Totenberg agreed, saying that Garland had always been “the Republicans’ favorite Democrat.”

“Obama picks the person who I suspect was not his first choice, given his druthers, but who he thought was the person who would most likely get confirmed,” she said.

Despite this olive branch, Senate Majority Leader Mitch McConnell declared no action would be taken on any nominee during the 2016 election year. “I think the White House didn’t really believe it initially—they thought this was an untenable position,” Totenberg said. “But nothing’s untenable if you stick to it.”

Now Democrats find themselves—uncomfortably—in the same boat, but without the leverage of controlling the Senate.

“Which is why I can’t understand why they want to force the (filibuster) issue on Judge Gorsuch, who is obviously superbly qualified, obviously far more conservative than they would have liked, but also probably the best that the Democrats can hope for given the current circumstances,” she said.

How will the confirmation process for Gorsuch play out? Zeppos asked.

L-r: Jon Meacham, Alberto Gonzales, Nina Totenberg and Chancellor Nicholas S. Zeppos. (Joe Howell/Vanderbilt)

“I think the Democrats will have the votes to sustain a filibuster. I don’t know what would happen if McConnell said, ‘We’re going to have a second cloture vote,’ which is not unknown, but I don’t think he’s of that mind. I think he wants to just get this done,” Totenberg said. “I think Gorsuch will be confirmed, one way or the other—either they’ll find a way for the Democrats to walk away with a shred of dignity, or they’ll pull the trigger on the nuclear option. They’ll get rid of the filibuster for Supreme Court nominees, and the next thing that will happen is that they’ll get rid of it for legislation, too. Then the Senate will be much like the House—it will be more partisan, not less.”

When did the process of confirming Supreme Court justices become so combative, asked Meacham, noting that the late Antonin Scalia—a constitutional originalist and long considered the intellectual anchor of the court’s conservative wing—was confirmed 98-0. “Can you imagine that?” Meacham asked. “Justice Scalia was confirmed with no dissenting votes.”

Gonzales said that for Republicans, it likely started with the defeated nomination of Robert Bork in 1987. “But I think what’s happened here is that more and more people, as they look at Congress being ineffective, look at the court as where the real battleground occurs,” he said. “That’s why, I think, it’s become much more politicized and why the stakes are so much higher with respect to the Supreme Court.”

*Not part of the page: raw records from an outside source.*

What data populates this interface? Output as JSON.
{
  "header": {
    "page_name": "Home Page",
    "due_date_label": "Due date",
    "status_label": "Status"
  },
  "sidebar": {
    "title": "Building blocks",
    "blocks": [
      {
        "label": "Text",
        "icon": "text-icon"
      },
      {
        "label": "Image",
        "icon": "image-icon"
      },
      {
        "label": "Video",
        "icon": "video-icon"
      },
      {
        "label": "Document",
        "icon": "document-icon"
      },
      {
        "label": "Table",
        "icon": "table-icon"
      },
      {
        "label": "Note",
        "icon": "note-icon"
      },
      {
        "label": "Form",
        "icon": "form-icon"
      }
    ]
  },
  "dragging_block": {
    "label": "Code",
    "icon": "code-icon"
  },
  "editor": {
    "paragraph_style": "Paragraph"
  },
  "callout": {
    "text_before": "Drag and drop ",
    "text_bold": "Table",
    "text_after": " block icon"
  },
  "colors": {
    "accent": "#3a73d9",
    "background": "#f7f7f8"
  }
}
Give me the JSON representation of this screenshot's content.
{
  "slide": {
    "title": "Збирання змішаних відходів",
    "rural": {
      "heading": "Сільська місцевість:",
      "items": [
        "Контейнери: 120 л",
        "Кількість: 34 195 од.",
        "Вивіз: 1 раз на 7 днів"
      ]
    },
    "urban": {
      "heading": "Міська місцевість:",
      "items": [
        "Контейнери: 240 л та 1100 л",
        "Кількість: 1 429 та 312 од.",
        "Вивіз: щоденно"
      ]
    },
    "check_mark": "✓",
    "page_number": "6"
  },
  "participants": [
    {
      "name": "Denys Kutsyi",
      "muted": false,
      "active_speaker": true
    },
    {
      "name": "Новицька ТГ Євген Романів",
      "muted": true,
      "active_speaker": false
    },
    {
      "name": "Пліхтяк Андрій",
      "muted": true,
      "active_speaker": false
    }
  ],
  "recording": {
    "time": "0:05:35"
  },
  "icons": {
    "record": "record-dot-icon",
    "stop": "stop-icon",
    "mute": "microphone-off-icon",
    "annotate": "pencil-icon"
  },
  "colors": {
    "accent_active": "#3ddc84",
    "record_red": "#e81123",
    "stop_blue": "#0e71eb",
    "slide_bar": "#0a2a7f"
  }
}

Another factor is that today’s Supreme Court justices are being nominated younger and serving longer. “Before 1970, the average tenure for a justice was 15 years. Today it’s 26 years. You’re talking about a big, big investment with a nomination and getting someone confirmed on the court,” Gonzales said.

There’s also been a shift—from character to ideology—in why justices are chosen, as well as a shift in what issues define the court. Totenberg said that in her parents’ lifetime, the dominant issue was school desegregation. When she first started as a reporter, it was issues surrounding the Vietnam War. Today’s issues are abortion and same-sex marriage.

“If you name people based on ideology—if the president picks people who he thinks agree with him on a lot of things as opposed to character and judicial experience and temperament—you are naturally going to get a more polarized court. And that’s what we have—it’s a reflection of our society,” Totenberg said.

“I’m assuming that Judge Gorsuch, should he be confirmed, will be very influential, both because of his skill and because people like him,” she said. “This is a court of nine people who spend most of their lives together. It’s like a dysfunctional marriage without the option of divorce.”